Faktor risiko perokok pasif terkena kanker paru adalah empat kali lipat, sedangkan perokok aktif 13,6 kali lipat
Jakarta (ANTARA) - Kawasan tanpa rokok menjadi kebutuhan mutlak untuk melindungi masyarakat dari paparan asap rokok agar tidak menjadi perokok pasif, kata Ketua Pengurus Harian Yayasan Lembaga Konsumen Indonesia (YLKI) Tulus Abadi.

"Sangat mendesak agar semua tempat kerja dan tempat umum menjadi kawasan tanpa rokok, tanpa kompromi," kata dia melalui pesan tertulis yang diterima di Jakarta, Senin.

Ia mengatakan kematian Kepala Pusat Data, Informasi, dan Hubungan Masyarakat Badan Nasional Penanggulangan Bencana (BNPB) Sutopo Purwo Nugroho seharusnya membuka mata semua pihak terhadap arti penting kawasan tanpa rokok.

Menurut Tulus, Sutopo adalah salah satu putra terbaik bangsa Indonesia yang lagi-lagi harus tumbang karena kanker. Sutopo meninggal di Guangzhou, China saat menjalani pengobatan akibat kanker paru stadium IVB

Sutopo mengaku menjaga perilaku hidup sehat dan tidak merokok, tetapi juga menyatakan kerap mendapati lingkungan kerja yang penuh asap rokok dan tidak bisa menghindar.

"Dalam hal sebagai perokok pasif, Pak Sutopo tidak sendirian. Secara nasional, menurut Riset Kesehatan Dasar 2013, jumlah perokok pasif mencapai lebih dari 90 juta orang, 12 juta lebih adalah anak usia nol hingga empat tahun," kata Tulus.

Ia mengatakan para perokok pasif kebanyakan terpapar asap rokok di tempat kerja bahkan di dalam rumahnya sendiri.

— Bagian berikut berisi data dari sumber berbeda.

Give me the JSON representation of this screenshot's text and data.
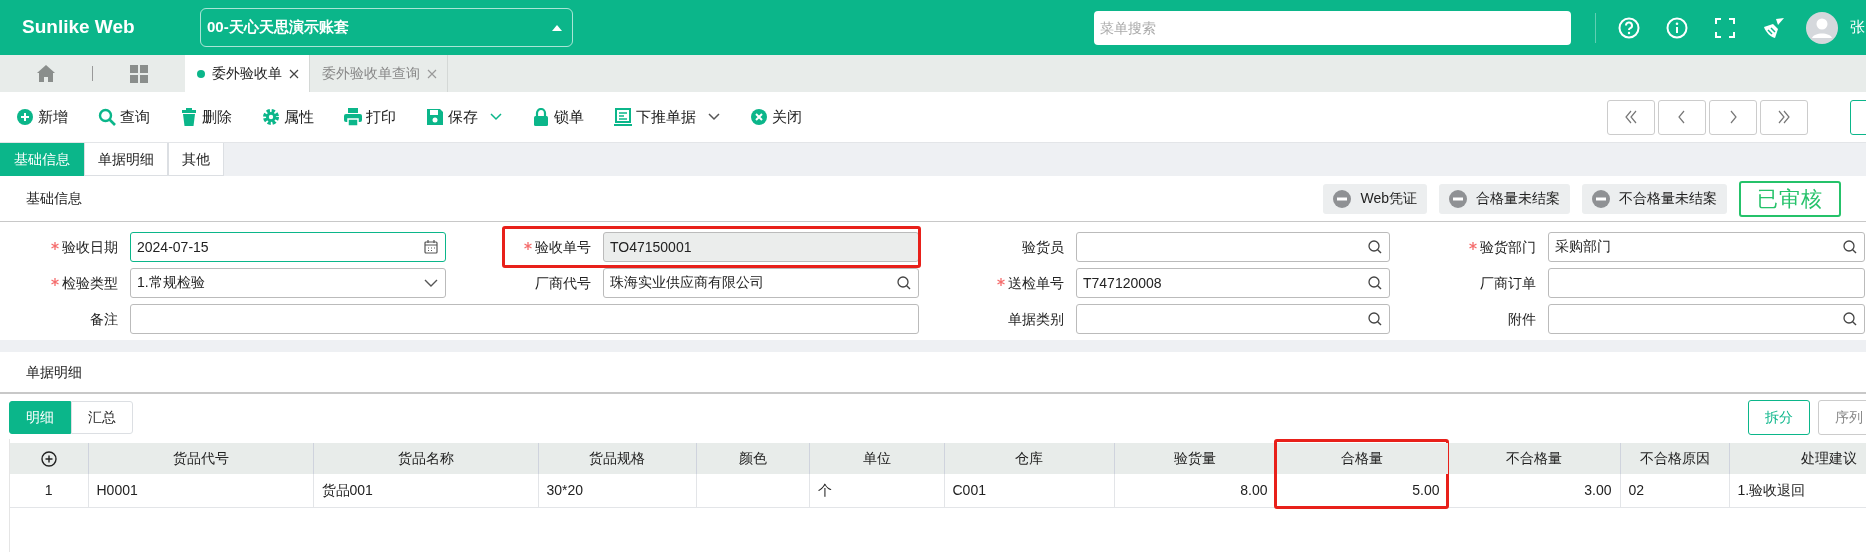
{
  "header": {
    "logo": "Sunlike Web",
    "account": "00-天心天思演示账套",
    "search": {
      "placeholder": "菜单搜索"
    },
    "user": "张"
  },
  "page_tabs": [
    {
      "label": "委外验收单",
      "selected": true
    },
    {
      "label": "委外验收单查询",
      "selected": false
    }
  ],
  "toolbar": [
    {
      "label": "新增",
      "kind": "add",
      "dropdown": false
    },
    {
      "label": "查询",
      "kind": "query",
      "dropdown": false
    },
    {
      "label": "删除",
      "kind": "delete",
      "dropdown": false
    },
    {
      "label": "属性",
      "kind": "properties",
      "dropdown": false
    },
    {
      "label": "打印",
      "kind": "print",
      "dropdown": false
    },
    {
      "label": "保存",
      "kind": "save",
      "dropdown": true
    },
    {
      "label": "锁单",
      "kind": "lock",
      "dropdown": false
    },
    {
      "label": "下推单据",
      "kind": "push",
      "dropdown": true
    },
    {
      "label": "关闭",
      "kind": "close",
      "dropdown": false
    }
  ],
  "form_tabs": [
    {
      "label": "基础信息",
      "selected": true
    },
    {
      "label": "单据明细",
      "selected": false
    },
    {
      "label": "其他",
      "selected": false
    }
  ],
  "section_title": "基础信息",
  "status_tags": [
    "Web凭证",
    "合格量未结案",
    "不合格量未结案"
  ],
  "stamp": "已审核",
  "fields": [
    {
      "label": "验收日期",
      "required": true,
      "kind": "date",
      "value": "2024-07-15",
      "focused": true,
      "readonly": false,
      "highlighted": false
    },
    {
      "label": "验收单号",
      "required": true,
      "kind": "text",
      "value": "TO47150001",
      "focused": false,
      "readonly": true,
      "highlighted": true
    },
    {
      "label": "验货员",
      "required": false,
      "kind": "lookup",
      "focused": false,
      "readonly": false,
      "highlighted": false
    },
    {
      "label": "验货部门",
      "required": true,
      "kind": "lookup",
      "value": "采购部门",
      "focused": false,
      "readonly": false,
      "highlighted": false
    },
    {
      "label": "检验类型",
      "required": true,
      "kind": "select",
      "value": "1.常规检验",
      "focused": false,
      "readonly": false,
      "highlighted": false
    },
    {
      "label": "厂商代号",
      "required": false,
      "kind": "lookup",
      "value": "珠海实业供应商有限公司",
      "focused": false,
      "readonly": false,
      "highlighted": false
    },
    {
      "label": "送检单号",
      "required": true,
      "kind": "lookup",
      "value": "T747120008",
      "focused": false,
      "readonly": false,
      "highlighted": false
    },
    {
      "label": "厂商订单",
      "required": false,
      "kind": "text",
      "focused": false,
      "readonly": false,
      "highlighted": false
    },
    {
      "label": "备注",
      "required": false,
      "kind": "text",
      "wide": true,
      "focused": false,
      "readonly": false,
      "highlighted": false
    },
    {
      "label": "单据类别",
      "required": false,
      "kind": "lookup",
      "focused": false,
      "readonly": false,
      "highlighted": false
    },
    {
      "label": "附件",
      "required": false,
      "kind": "lookup",
      "focused": false,
      "readonly": false,
      "highlighted": false
    }
  ],
  "detail_title": "单据明细",
  "detail_tabs": [
    {
      "label": "明细",
      "selected": true
    },
    {
      "label": "汇总",
      "selected": false
    }
  ],
  "detail_buttons": [
    "拆分",
    "序列"
  ],
  "table": {
    "columns": [
      {
        "kind": "index",
        "highlighted": false
      },
      {
        "label": "货品代号",
        "kind": "text",
        "highlighted": false
      },
      {
        "label": "货品名称",
        "kind": "text",
        "highlighted": false
      },
      {
        "label": "货品规格",
        "kind": "text",
        "highlighted": false
      },
      {
        "label": "颜色",
        "kind": "text",
        "highlighted": false
      },
      {
        "label": "单位",
        "kind": "text",
        "highlighted": false
      },
      {
        "label": "仓库",
        "kind": "text",
        "highlighted": false
      },
      {
        "label": "验货量",
        "kind": "number",
        "highlighted": false
      },
      {
        "label": "合格量",
        "kind": "number",
        "highlighted": true
      },
      {
        "label": "不合格量",
        "kind": "number",
        "highlighted": false
      },
      {
        "label": "不合格原因",
        "kind": "text",
        "highlighted": false
      },
      {
        "label": "处理建议",
        "kind": "text",
        "highlighted": false
      }
    ],
    "rows": [
      [
        "1",
        "H0001",
        "货品001",
        "30*20",
        "",
        "个",
        "C001",
        "8.00",
        "5.00",
        "3.00",
        "02",
        "1.验收退回"
      ]
    ]
  }
}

"Faktor risiko perokok pasif terkena kanker paru adalah empat kali lipat, sedangkan perokok aktif 13,6 kali lipat," katanya.

Oleh karena itu, YLKI mendesak semua pihak dan para pimpinan wilayah untuk mewujudkan kawasan tanpa rokok, khususnya di tempat kerja, tempat umum, dan angkutan umum.

"Menghirup udara yang sehat tanpa kontaminan racun asap rokok adalah hak asasi setiap orang di mana pun tempatnya," kata dia. 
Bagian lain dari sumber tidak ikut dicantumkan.